Splay trees on trees

TL;DR

This paper extends the concept of Splay trees to tree-structured domains, providing approximation algorithms for optimal search trees and establishing a generalized Splay tree with static optimality in this broader setting.

Contribution

It introduces a method to approximate optimal search trees on trees and generalizes Splay trees to this setting, demonstrating their static optimality.

Findings

A $(1 + 1/t)$-approximation algorithm for optimal STTs with polynomial time complexity.

A broad family of STTs with linear rotation-distance is identified.

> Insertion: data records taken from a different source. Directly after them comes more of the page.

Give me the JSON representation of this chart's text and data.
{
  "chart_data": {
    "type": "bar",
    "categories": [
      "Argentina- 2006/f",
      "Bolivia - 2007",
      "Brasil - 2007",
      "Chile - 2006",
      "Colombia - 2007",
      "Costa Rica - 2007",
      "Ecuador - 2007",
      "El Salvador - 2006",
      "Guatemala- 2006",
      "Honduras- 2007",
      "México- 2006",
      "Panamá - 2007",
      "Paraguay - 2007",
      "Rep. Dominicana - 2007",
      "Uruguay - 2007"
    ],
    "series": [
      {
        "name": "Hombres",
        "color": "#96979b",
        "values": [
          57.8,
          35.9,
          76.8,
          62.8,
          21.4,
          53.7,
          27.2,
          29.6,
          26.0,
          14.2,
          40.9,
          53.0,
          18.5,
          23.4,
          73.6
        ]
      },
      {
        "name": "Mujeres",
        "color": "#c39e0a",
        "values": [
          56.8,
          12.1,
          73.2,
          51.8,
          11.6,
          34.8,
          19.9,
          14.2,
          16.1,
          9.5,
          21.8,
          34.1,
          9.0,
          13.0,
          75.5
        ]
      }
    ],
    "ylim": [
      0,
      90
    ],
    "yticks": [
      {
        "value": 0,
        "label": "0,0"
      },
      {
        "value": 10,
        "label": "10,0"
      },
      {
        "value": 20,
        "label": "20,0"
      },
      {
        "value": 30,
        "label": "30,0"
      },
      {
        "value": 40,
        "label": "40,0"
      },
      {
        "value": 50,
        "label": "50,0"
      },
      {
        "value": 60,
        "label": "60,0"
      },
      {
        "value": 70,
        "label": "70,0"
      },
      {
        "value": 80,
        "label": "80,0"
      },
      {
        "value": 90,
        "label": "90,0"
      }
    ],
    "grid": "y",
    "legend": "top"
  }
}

Generalized Splay trees satisfy a static optimality theorem, matching optimal STT costs asymptotically.

Abstract

Search trees on trees (STTs) are a far-reaching generalization of binary search trees (BSTs), allowing the efficient exploration of tree-structured domains. (BSTs are the special case in which the underlying domain is a path.) Trees on trees have been extensively studied under various guises in computer science and discrete mathematics. Recently Bose, Cardinal, Iacono, Koumoutsos, and Langerman (SODA 2020) considered adaptive STTs and observed that, apart from notable exceptions, the machinery developed for BSTs in the past decades does not readily transfer to STTs. In particular, they asked whether the optimal STT can be efficiently computed or approximated (by analogy to Knuth's algorithm for optimal BSTs), and whether natural self-adjusting BSTs such as Splay trees (Sleator, Tarjan, 1983) can be extended to this more general setting. We answer both questions affirmatively. First, we show that a $(1 + \frac{1}{t})$-approximation of an optimal size-$n$ STT for a given search distribution can be computed in time $O(n^{2t + 1})$ for all integers $t \geq 1$. Second, we identify a broad family of STTs with linear rotation-distance, allowing the generalization of Splay trees to the STT setting. We show that our generalized Splay satisfies a static optimality theorem, asymptotically matching the cost of the optimal STT in an online fashion, i.e. without knowledge of the search distribution. Our results suggest an extension of the dynamic optimality conjecture for Splay trees to the broader setting of trees on trees.